Teaching the Way We Aspire to Teach
We live in a period where a scientific perspective on school reform has come to dominate the education discourse in this country. You know the drill: find the best research-based knowledge about teaching and learning and work to move it into the practice of each and every teacher. After all, if it works, it works!
It's this perspective that has grounded and inspired much of the work with which most school districts across Canada have busied themselves over the past decade or more. It's not necessarily wrong; in fact, its a very hopeful step to developing a more enhanced sense of professionalism. But, as a perspective, it's incomplete. I fear that, in an effort to get to what is knowable, usable, and replicable about teaching and learning, we've pushed to the side the fact that schools exist in a highly nuanced and richly woven context where goals, interests and measures of quality collide on a daily basis. Some of these conflicts are very recognizable, but others are hidden deep in the DNA of this place we call school.

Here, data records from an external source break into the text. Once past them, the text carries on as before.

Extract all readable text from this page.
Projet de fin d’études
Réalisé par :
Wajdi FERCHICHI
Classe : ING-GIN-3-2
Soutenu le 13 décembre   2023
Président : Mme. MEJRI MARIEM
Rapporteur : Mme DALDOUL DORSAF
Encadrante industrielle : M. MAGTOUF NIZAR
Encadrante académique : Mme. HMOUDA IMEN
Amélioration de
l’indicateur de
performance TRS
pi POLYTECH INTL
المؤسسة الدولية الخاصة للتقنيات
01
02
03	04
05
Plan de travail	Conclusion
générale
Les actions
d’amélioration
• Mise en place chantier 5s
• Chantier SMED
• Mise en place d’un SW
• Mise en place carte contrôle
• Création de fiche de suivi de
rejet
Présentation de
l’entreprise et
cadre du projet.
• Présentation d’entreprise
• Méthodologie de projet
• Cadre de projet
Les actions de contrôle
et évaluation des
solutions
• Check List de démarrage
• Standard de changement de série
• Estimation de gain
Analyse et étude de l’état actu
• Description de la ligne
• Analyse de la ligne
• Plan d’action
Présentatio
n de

There is a sense in which Teaching the Way We Aspire to Teach: Now and In the Future is an attempt to explore more deeply what has been sidelined by our love affair with the rational. The stories of excellence and hope that we heard as we moved across the country did not, in any way, discount the importance of trying to discover what could be known and shared about teaching and learning. What we did discover, however, was a strong understanding among Canadian educators that their professional lives were more than a collection of replicable bits and pieces that could be amalgamated into something called teaching.
Most teachers will tell you that the approaches and strategies that have worked with one group of students may not have worked as well with another group. Heck, I have even found that things that have been pure magic in September have fallen flat with the same group in November.
And that's precisely the point! Effective teaching practice is not something that can be extracted from one context, packaged and easily inserted into another. Unless we're willing to acknowledge that the context is just as important as the strategy, we're missing a incredibly powerful opportunity.
It is my hope that Teaching the Way We Aspire to Teach will open up a whole new set of conversations across the country. In shifting some of the focus away from effective practice as a finished product, I hope that we can shine light on the conditions that support and contribute to good teaching and learning.
But it's challenging work. On the one hand, it's not always easy to get a handle on context. I believe that the commitment we made to begin with personal stories of excellence set us on the right track, but we may need other tools to help us better understand those stories.
On the other hand, this work may not sit well with those who are equally committed to viewing education as a type of rational system that is primarily known and explained through a set of scientific tools and methods.
To say that there is middle ground is not a negative thing. It is an acknowledgement of the fact that, while we will never get it totally right, a multi-facted perspective is the best way to come closer to the teachers we aspire to be, and the system that we aspire to have.